NEWS | 8. 2. 2019
New York, Paris, Tokyo and Olomouc can now boast the photographs of world-renowned photographer Jaromir Funke. Take the last three days to come and see the work of one of the most important personalities of the interwar avant-garde.
The exhibition is devoted exclusively to the most important segment of his work – his avant-garde studies in the style of functionalism, new objectivity, abstraction and surrealism. Some of Funke’s photographs from the 1920s, with their pioneering use of light and translucence not only as compositional elements but as subjects in themselves, rank among the most radical examples of abstraction in international photography.
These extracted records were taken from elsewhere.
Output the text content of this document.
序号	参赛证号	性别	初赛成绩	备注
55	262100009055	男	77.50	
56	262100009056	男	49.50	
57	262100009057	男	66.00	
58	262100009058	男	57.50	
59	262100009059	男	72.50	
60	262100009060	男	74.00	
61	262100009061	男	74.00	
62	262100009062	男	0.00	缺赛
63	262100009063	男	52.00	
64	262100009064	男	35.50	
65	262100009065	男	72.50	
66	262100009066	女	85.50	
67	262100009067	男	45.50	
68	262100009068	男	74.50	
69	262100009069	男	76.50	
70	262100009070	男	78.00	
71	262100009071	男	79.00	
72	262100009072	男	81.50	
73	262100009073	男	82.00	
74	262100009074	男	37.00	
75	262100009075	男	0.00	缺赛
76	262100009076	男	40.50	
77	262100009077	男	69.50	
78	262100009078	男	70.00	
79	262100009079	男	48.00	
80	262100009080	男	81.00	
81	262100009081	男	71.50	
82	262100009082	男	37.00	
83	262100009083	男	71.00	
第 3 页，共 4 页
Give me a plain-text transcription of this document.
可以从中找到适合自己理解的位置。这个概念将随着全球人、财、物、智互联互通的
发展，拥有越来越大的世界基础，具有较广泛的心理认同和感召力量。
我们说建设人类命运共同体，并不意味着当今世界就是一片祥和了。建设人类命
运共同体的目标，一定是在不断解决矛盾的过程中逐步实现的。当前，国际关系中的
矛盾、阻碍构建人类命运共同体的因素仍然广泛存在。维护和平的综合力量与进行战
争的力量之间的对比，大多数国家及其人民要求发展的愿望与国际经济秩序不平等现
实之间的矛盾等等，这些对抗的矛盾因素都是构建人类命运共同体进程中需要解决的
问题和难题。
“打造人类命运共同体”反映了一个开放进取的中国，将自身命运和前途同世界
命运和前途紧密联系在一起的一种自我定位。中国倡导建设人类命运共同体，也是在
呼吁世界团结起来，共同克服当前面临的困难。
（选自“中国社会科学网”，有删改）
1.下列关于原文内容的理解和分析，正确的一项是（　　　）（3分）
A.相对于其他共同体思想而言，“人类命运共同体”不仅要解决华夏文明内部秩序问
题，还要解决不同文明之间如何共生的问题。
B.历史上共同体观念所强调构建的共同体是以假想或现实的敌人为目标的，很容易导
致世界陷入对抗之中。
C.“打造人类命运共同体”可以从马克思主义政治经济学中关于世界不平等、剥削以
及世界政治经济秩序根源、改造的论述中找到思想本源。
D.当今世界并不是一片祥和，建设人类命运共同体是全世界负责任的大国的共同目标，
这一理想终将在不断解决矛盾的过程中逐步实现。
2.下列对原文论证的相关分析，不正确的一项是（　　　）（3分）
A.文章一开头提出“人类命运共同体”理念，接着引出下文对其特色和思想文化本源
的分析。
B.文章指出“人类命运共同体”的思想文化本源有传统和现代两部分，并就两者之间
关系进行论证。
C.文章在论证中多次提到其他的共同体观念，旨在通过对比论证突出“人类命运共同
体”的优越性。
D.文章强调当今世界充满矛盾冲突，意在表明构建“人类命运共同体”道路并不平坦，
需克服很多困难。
His cycles Reflexes, exploring the phantasmagorical opposition between reality and reflection, and Time Persists, capturing eerie encounters between disparate objects in unexpected contexts, were the first surrealist works of Czech photography. Avant-garde tendencies are also evident in his photographs of architecture and details of industrial buildings, as well as in his nudes, portraits, landscapes and social documentary shots. The exhibition, which beside original period prints of his most famous images also presents some of his lesser-known and hitherto unpublished work, has been put together by Vladimír Birgus and Štěpánka Bieleszová with the kind assistance of Funke’s daughter, Miloslava Rupešová, Institute of Creative Photography of the Silesian University in Opava and Leica Gallery Prague.